His classic example to showcase the effects of tense, hot-button music is the song “Black and Blue,” written by Fats Waller in the 1920s and later covered by Louis Armstrong.
“The reason he’s blue, the reason he’s down and depressed is because he’s treated badly, because he is Black,” Pimentel says. “And unlike a lot of Black musicians in the early 20th century, he developed a huge following among the white and privileged communities.”
The same influence is seen today, Pimentel notes, but more so with different types of music – notably hip-hop musicians, who sing and rap about racial injustice and police brutality, and who have also developed a following from white communities.
“There was an idea that a young kid from the projects is really scary,” he said, “but a song can make you remind yourself that it’s just a kid.”
That same fear-driven concept can be applied to “Bootstrap Nation” Pimentel says. Some people may think, “I go out of my way to avoid that intersection because it’s scary and homeless people are scary,” he added, but identifying the place with specificity, a place all people in Spokane know, and personalizing its impact, is what makes the song stick.
“It’s one thing to say, ‘This is unjust,’ and that just doesn’t resonate with you the way it could if it could be your kid or your brother or your mom,” Pimentel says. “These songs bring it home and make it live for you … It sounds like a song about Spokane that maybe has the potential to do that.”

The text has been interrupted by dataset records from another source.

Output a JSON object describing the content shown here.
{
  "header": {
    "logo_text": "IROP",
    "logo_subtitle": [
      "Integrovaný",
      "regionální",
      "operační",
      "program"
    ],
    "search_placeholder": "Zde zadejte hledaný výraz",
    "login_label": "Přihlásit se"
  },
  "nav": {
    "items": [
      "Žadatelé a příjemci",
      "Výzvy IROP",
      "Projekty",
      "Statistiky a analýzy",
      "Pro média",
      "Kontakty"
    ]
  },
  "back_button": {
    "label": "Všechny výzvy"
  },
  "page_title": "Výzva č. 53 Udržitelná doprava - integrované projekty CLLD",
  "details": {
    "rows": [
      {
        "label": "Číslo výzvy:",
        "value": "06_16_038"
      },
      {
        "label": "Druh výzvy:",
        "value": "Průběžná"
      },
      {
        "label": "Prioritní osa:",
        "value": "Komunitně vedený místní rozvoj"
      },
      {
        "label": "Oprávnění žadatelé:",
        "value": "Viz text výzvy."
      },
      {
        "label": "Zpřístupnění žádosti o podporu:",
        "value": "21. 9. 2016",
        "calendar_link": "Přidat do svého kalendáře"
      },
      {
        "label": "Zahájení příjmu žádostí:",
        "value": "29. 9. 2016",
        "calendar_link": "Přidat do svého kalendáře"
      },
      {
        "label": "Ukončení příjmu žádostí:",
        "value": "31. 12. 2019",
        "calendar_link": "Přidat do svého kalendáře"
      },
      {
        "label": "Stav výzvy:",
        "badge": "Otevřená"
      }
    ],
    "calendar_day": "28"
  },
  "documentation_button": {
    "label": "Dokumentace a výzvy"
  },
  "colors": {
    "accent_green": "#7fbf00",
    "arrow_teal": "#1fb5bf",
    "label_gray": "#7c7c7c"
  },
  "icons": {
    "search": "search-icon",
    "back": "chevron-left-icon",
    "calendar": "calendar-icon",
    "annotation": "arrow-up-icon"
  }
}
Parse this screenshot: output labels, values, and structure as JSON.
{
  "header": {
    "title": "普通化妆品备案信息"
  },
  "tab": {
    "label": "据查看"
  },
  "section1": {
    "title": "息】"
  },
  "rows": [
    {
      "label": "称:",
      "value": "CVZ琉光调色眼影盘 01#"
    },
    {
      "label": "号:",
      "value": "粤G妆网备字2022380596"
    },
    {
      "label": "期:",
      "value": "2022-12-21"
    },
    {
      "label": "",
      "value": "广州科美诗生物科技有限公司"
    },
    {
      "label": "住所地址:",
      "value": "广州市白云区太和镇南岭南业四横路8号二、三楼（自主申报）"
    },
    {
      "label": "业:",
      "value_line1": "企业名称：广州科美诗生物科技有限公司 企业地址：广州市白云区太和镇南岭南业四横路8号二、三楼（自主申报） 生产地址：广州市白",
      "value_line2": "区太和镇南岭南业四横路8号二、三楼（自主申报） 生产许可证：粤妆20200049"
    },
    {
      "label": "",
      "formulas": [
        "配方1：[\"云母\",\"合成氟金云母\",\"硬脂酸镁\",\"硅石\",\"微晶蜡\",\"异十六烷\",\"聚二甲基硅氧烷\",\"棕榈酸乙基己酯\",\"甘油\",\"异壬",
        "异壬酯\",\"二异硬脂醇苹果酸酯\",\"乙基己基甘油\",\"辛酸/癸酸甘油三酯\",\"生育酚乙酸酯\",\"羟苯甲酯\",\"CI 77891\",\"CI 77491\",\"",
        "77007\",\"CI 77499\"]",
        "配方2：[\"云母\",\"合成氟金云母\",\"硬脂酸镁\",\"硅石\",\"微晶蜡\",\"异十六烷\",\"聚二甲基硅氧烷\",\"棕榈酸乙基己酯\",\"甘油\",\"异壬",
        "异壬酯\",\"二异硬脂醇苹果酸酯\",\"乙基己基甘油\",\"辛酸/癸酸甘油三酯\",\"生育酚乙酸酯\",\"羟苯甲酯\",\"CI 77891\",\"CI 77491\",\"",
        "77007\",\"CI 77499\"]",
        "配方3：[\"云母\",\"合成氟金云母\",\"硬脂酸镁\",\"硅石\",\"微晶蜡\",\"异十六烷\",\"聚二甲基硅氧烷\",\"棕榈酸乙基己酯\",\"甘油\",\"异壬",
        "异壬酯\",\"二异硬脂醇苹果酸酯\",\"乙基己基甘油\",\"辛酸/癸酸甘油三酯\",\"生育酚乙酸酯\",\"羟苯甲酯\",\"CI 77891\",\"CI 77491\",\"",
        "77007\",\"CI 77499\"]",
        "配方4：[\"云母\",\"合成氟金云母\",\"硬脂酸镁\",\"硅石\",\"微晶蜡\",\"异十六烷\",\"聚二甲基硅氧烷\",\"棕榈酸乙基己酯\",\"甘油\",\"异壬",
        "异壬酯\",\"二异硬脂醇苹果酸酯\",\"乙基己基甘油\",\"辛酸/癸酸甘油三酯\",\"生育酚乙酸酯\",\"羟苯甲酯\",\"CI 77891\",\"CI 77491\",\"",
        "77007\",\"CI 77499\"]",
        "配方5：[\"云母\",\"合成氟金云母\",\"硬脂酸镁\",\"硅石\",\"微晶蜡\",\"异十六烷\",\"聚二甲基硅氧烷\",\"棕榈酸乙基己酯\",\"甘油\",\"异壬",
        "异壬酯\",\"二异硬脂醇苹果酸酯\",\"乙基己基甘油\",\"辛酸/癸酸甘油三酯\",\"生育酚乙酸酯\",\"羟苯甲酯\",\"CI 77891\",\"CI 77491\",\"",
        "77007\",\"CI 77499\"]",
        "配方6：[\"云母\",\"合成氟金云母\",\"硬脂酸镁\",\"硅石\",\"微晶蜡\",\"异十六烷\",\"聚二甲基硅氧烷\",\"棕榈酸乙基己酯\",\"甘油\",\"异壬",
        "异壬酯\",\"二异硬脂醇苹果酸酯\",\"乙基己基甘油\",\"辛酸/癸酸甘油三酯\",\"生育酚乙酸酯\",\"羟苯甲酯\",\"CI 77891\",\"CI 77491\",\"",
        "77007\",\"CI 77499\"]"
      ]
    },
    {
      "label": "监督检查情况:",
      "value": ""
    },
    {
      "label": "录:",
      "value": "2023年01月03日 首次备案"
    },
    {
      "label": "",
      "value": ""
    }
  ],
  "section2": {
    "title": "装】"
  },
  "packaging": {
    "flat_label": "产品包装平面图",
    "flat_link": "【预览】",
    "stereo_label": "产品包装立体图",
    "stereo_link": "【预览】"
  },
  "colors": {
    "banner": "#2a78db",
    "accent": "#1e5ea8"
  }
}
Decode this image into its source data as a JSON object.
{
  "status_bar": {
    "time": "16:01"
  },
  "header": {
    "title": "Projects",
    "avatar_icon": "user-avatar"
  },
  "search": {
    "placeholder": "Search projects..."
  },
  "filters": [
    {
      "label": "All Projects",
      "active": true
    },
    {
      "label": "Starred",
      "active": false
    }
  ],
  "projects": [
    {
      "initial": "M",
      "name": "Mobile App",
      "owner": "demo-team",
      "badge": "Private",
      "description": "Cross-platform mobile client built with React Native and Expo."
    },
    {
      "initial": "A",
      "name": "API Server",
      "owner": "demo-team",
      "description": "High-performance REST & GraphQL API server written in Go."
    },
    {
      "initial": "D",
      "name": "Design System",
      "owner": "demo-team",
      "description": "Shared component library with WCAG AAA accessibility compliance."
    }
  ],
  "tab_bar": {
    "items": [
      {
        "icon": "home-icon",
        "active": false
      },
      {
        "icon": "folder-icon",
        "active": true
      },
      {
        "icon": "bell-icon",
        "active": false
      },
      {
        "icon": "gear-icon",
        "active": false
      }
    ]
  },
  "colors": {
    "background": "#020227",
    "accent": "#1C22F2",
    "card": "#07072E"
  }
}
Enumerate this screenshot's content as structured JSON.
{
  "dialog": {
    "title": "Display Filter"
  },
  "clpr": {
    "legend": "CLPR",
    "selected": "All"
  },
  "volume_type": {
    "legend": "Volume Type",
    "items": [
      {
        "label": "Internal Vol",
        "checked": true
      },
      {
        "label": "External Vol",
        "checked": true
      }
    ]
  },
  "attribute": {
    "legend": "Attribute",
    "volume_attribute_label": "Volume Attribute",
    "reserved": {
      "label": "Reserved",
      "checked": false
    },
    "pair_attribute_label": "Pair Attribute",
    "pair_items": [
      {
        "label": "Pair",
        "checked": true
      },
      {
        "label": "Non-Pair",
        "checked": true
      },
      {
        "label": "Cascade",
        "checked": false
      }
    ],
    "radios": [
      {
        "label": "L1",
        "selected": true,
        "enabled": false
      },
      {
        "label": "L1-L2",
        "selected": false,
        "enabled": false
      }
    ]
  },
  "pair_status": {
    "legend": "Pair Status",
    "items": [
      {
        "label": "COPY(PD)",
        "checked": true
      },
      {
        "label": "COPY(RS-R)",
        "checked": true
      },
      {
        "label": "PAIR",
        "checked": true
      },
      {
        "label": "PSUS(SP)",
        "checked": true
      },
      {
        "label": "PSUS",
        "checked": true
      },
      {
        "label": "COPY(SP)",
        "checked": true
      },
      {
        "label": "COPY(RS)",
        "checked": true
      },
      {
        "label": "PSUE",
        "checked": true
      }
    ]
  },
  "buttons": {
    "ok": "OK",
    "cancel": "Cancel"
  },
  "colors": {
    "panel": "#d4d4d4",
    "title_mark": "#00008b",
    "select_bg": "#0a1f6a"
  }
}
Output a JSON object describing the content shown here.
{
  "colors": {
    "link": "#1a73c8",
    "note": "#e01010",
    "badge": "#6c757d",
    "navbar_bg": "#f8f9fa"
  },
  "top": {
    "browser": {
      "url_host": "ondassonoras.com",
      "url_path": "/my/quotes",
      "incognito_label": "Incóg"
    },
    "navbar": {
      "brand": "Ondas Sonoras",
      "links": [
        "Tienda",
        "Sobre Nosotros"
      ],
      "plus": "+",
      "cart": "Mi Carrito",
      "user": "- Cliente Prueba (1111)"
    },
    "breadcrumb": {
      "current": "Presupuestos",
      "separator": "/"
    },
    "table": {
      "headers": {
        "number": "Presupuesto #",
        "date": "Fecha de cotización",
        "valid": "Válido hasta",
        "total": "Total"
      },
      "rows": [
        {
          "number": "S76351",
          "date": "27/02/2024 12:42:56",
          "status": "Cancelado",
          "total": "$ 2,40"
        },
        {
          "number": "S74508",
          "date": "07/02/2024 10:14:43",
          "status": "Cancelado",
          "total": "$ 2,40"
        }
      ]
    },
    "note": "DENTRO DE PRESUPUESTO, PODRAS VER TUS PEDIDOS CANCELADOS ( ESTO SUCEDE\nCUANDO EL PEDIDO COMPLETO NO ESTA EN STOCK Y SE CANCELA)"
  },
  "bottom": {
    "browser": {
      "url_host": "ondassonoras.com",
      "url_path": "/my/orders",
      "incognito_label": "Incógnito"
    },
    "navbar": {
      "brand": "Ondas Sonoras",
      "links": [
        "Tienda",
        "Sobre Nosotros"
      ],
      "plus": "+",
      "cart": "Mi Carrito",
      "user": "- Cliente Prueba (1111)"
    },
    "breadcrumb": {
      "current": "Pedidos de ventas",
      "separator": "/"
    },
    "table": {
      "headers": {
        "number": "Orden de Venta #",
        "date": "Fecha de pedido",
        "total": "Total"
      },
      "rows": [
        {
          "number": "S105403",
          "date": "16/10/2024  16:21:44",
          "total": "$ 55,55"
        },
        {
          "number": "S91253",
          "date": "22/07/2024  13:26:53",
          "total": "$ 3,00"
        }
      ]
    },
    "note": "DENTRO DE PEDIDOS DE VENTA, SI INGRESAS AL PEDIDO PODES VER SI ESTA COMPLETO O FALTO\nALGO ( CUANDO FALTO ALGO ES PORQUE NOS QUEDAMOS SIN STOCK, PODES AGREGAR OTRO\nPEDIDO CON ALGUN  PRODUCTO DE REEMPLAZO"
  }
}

Mitchell knows that no mayor is going to come to the city and solve homelessness. It’s a trap, he says. The problem is a symptom of a greater issue.
“I travel a lot, and especially in Seattle or the other side of the state, people have sort of a bad look on their face when they hear about Spokane. I think the majority of the time, it’s unfounded,” Mitchell says. “Spokane feels like a small town, but it has all the big town problems. And that’s the disconnect.”
Matt Mitchell Music Co.’s next Spokane show is Nov. 16 at the Chameleon.